The ecclesiastical world he lived in was jarring in some ways that challenge us. The wider culture had ungodly assumptions embedded in its beliefs as well. Although Augustine’s mother Monica was a Christian, the culture’s usual assumptions still bore a heavy influence on her. She sought that Augustine would be well-taught but later he lamented the immorality taught in the classic works Greek literature he had read as a child. Even in spite of worldliness and her own failings, the desire for her son to be in the kingdom of God was bursting through.
Augustine recalled a dream his mother had in which she was asked about the cause of her weeping. When she explained that she was grieving the doom of her son’s soul, she was told to rest content, and to “look and see that where she was there her son was also.” And, in the dream, there he was. When she recounted it to her son, he tried to turn it around, saying that she would come to be where he was—that is, to believe as he did. But with conviction, she responded immediately: “No; for it was not told me that ‘where he is, there you shall be’ but ‘where you are, there he will be.” 
This conversation—both because she was not disturbed by the plausibility of his false interpretation—and due to the insight she had which he had not noticed—moved him even more than the recounting of the dream. And Monica prayed on. We know how this story ends: with life and peace for Augustine and enormous blessing for God’s people.

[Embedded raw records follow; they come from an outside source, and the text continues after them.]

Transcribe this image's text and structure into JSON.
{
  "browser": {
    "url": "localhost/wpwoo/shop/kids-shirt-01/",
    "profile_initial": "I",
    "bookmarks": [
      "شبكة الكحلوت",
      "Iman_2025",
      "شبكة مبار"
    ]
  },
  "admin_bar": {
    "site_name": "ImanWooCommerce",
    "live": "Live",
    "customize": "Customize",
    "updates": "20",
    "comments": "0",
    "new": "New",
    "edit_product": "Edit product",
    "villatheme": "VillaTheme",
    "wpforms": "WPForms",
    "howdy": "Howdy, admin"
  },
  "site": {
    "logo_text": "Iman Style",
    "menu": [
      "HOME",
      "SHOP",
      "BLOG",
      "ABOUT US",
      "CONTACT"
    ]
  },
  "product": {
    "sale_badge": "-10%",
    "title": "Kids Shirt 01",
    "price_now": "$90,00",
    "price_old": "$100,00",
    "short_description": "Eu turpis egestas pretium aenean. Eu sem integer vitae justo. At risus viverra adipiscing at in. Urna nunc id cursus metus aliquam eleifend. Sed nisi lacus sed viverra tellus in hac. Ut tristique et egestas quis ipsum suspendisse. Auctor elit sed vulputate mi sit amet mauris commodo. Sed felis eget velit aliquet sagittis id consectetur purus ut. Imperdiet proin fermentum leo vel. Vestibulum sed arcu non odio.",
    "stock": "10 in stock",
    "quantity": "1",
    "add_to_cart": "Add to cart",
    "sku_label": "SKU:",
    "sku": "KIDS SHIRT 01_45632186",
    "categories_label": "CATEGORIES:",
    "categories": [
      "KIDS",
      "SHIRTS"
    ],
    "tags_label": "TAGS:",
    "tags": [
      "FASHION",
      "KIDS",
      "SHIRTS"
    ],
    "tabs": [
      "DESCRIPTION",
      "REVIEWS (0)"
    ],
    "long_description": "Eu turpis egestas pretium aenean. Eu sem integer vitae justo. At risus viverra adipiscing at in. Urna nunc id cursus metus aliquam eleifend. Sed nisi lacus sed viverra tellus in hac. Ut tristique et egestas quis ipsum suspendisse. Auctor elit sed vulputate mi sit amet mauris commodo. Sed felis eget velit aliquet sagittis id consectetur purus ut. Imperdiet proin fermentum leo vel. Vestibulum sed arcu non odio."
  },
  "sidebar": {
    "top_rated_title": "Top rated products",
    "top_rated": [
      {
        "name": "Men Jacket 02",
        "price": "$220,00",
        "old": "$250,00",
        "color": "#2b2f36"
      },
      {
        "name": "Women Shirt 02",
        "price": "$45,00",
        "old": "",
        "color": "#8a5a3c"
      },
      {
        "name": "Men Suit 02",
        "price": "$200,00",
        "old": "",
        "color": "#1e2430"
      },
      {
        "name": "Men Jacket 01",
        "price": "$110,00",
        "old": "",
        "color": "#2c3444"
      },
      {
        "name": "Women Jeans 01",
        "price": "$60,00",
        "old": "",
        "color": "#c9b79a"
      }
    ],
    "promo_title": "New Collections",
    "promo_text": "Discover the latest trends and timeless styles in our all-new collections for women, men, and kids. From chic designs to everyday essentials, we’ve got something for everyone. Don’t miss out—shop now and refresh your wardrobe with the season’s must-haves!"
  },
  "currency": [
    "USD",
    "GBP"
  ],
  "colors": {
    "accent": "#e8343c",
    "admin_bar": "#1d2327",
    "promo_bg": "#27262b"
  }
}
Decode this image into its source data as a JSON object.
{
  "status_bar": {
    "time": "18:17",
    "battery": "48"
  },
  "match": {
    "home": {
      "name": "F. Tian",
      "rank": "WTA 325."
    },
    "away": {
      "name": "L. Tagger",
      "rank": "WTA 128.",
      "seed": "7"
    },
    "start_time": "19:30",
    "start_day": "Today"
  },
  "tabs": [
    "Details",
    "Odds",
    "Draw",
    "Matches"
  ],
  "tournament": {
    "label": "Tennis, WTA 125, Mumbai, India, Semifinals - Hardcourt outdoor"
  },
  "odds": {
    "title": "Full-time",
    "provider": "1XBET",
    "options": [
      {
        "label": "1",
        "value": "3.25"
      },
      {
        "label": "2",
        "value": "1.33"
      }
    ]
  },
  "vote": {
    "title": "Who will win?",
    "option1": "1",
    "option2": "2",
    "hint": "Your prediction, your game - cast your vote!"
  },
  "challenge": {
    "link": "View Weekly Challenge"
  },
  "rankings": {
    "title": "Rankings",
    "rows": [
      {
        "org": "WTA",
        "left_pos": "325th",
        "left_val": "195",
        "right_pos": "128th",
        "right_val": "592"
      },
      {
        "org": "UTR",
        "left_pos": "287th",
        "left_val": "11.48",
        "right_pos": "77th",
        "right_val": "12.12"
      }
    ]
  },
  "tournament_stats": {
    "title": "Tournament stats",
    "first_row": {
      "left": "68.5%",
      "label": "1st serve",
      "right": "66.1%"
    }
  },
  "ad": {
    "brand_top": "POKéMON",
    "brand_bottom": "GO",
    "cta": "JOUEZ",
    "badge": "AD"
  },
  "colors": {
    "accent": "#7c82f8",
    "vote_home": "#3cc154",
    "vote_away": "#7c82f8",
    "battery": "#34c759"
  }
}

May we be influenced by Augustine’s writings, and the glorious story of his salvation. When we see a mother struggling hopelessly to win her child to Christ, maybe God is making her heart like Monica’s. When we think of someone of great intellect, who has set himself against God, perhaps God is preparing someone like Augustine.
Believers need more imagination —to hope and pray for the good things that the good God gives to those He calls to goodness. ♥
Sources:  “The Confessions,” Book 4, Chapter X. Augustine;  “The Confessions,” Book 1, Chapter VI. Augustine;  “The Confessions,” Book 3, Chapter XI. Augustine
Victoria Williams is a Christian woman who loves reading, teaching math, and watching people grow. Her obsessions include the Gospel, loving the weak, peacemaking, cross-cultural ministry, storytelling, nerdy conversations with friends, and coffee. She also blogs.